One question that may inform all of this can be put directly: what kind of person is Nadine Dorries? What sort of view of the world does she, as an apparently politically upwardly mobile opposition back bencher, have? These questions are likely to be asked more and more: she’s tipped for ministerial rank in a Cameron government.
Ah well. On the first question I have to pass, being someone merely observing from a distance. But on the second, another look at that blog is informative. In case you need to have it pointed out, here’s the line that stands out:
“It’s beginning to feel more like Zimbabwe every day”
Hmmm. Here I start to feel a mood of, shall we say, mild exaggeration from Ms D. Perhaps Mid Bedfordshire and the Westminster village are scarier places than Crewe, because I didn’t experience any downtown Harare moments yesterday when out and about.
Walking over to Asda early afternoon, there were no empty shelves or hordes of punters without the means to pay for their food. The majority of folks are employed – rather than the other way about in Zimbabwe.

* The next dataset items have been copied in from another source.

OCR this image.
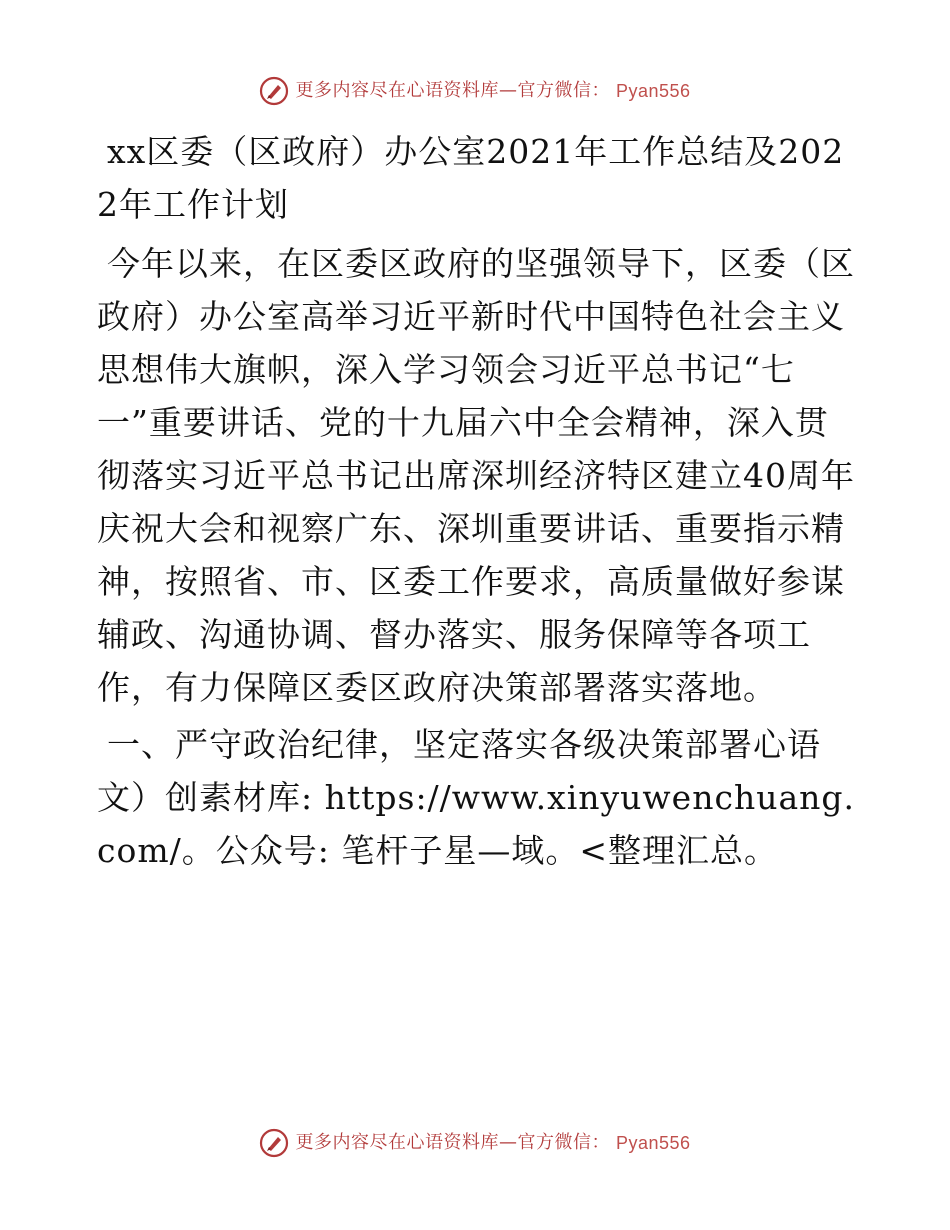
更多内容尽在心语资料库—官方微信： Pyan556

xx区委（区政府）办公室2021年工作总结及2022年工作计划

今年以来，在区委区政府的坚强领导下，区委（区政府）办公室高举习近平新时代中国特色社会主义思想伟大旗帜，深入学习领会习近平总书记“七一”重要讲话、党的十九届六中全会精神，深入贯彻落实习近平总书记出席深圳经济特区建立40周年庆祝大会和视察广东、深圳重要讲话、重要指示精神，按照省、市、区委工作要求，高质量做好参谋辅政、沟通协调、督办落实、服务保障等各项工作，有力保障区委区政府决策部署落实落地。

一、严守政治纪律，坚定落实各级决策部署心语文）创素材库: https://www.xinyuwenchuang.com/。公众号: 笔杆子星—域。<整理汇总。

更多内容尽在心语资料库—官方微信： Pyan556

For those of us picking up milk, bread and some pitted green olives – we Guardian reading subversives do like our antipasti – there was no prospect of street violence, police or paramilitary beating, and no power cuts and lack of clean water on returning home. Nor have I noticed any creeping censorship over the recent past, nor has anyone even tried to prevent my free movement around the town, the area, or the wider north west.
And there I will leave the thought hanging. But the Zimbabwe comparison is not the personal preserve of Nadine Dorries, and I’ll touch on it again later.